In Part I http://pingroof.com/article/half-year-review-the-world-awash-debt-part-i and Part II http://pingroof.com/article/half-year-review-the-world-awash-debt-part-ii, we explained why (in graphs and words) the issue of “Sovereign Debt” is the biggest, scariest, and most overriding issue from the first half of 2012. We have discussed European debt at length, and pointed out our unprecedented levels of U.S. Federal Debt. Now it is time to turn to the State of Illinois debt.
You know how often I have highlighted, and opined upon, Illinois’ high levels of debt. To look at the data on state debt and unfunded liability, one might think that increasing it was a “good” thing – since the actual decisions made in Springfield do such an outstanding job of just that! But the reality, as we know, is that excessive debt is a destructive thing. So let’s take a look at where we stand.
In order to keep as many of my own feelings out of this review as possible, I will rely exclusively on the report and data found in the official “Report on Illinois Sovereign Debt”, prepared by well-respected members of the state “Debt Advisory Board”, chaired by Henry J. Feinberg. http://www.kirk.senate.gov/files/ILdebtreport.pdf If I had to summarize the essence of this report in one sentence, cobbled together from the report, it would be this: “The trajectory of Illinois fiscal policy over the past decade has put the State on a path to insolvency… a classic ‘debt spiral’… as if it were paying off a mortgage loan with a credit card.”

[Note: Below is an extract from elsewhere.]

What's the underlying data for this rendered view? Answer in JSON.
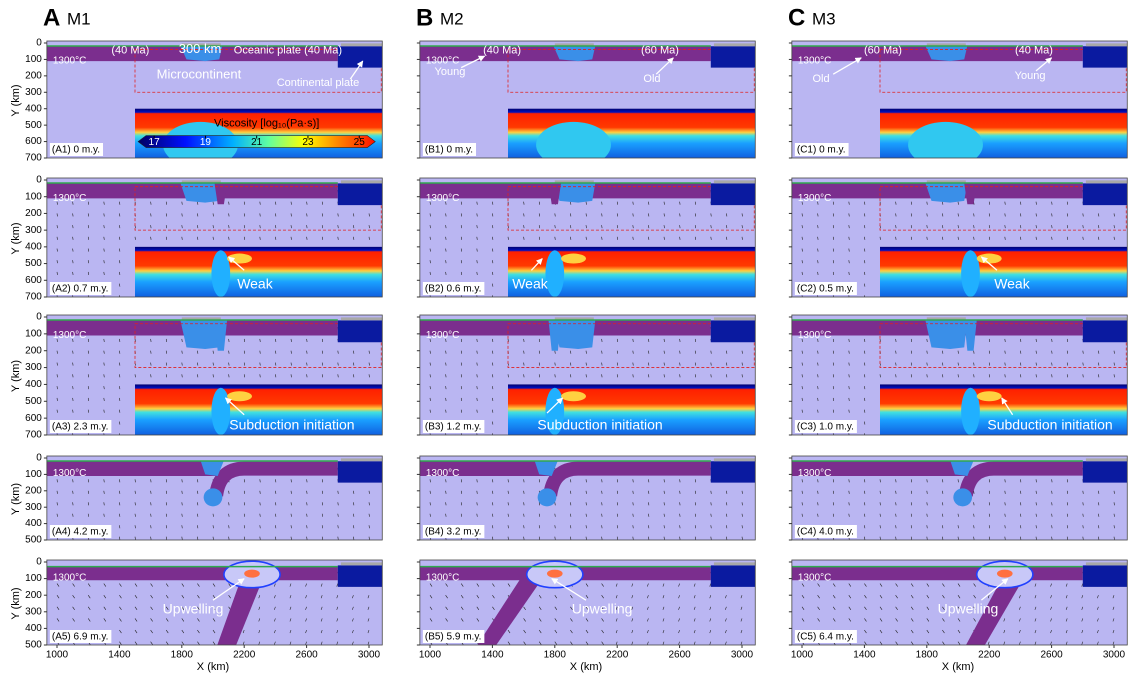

The report does not mince words. In a letter to Senator Mark Kirk, Feinberg identifies the state’s seminal financial issue: “the consequences of a failure of Illinois leadership regarding spending and debt.” As a result of this failure, “Illinois has become a greater credit risk than almost any other state”, inevitably leading to investor demand for higher bond yields that cost the state higher interest payments than most other states. In fact, Illinois’ current debt service (interest) is $3 billion, approaching ten percent of its annual budget!
The report points out that, despite the unprecedented 67% increase in the state income tax rate (imposed to reduce state debt), the state’s debt continues to grow to new heights! Currently, Illinois’ unpaid bills are ten times higher than in 2002. Let’s summarize current aggregate “Effective Debt” for Illinois, Chicago, and Cook County (as published in the “Report”): Illinois — $31 billion; Cook County — $22 billion; Chicago — $63 billion. The total from all three levels is $116 billion.
These are staggering numbers, so staggering that we can’t comprehend them. Therefore, let’s put it in terms we’ll easily understand. If that debt came due tomorrow, each Chicago household would owe: $59,822 to cover Chicago debt; $11,607 to cover Cook County debt; $6,615 to cover Illinois debt. The total of all three for each household is $78,044!
Those figures might lead you to shrug off the state debt as relatively minimal. However, the above figures do not include $31.4 billion in state bonded debt and at least $83 billion in unfunded public pension liability! (Many experts are convinced that the actual unfunded liability is much higher.) We have watched Wisconsin struggle through two years of political crisis over such debt matters. In that light, it is germane to note that, according to Standard and Poor’s, Illinois’ per capita debt and unfunded liabilities total three times that of Wisconsin or Michigan, and more than twice that of Iowa, Indiana, or Missouri! The amount each Illinois household owes for just this accumulated future debt is: $24,000 per household!
Given the above, it should be no surprise that the population in Wisconsin, Indiana, and Missouri is growing twice as fast as in Illinois. It’s also no surprise that this failure of state leadership has transformed Illinois from its former status as the country’s seventeenth largest economy into the state with the forty-eighth worst business climate. This appalling failure of state political leadership has brought our state debts “to levels comparable to Portugal, Ireland, Greece, and Spain!”
What should we do about this? All I can tell you with certainty is that if nothing is done to reverse this debt spiral, our children and grandchildren will: “be subject to a kind of economic serfdom born of the indebtedness this generation incurred, but didn’t have the courage to pay.”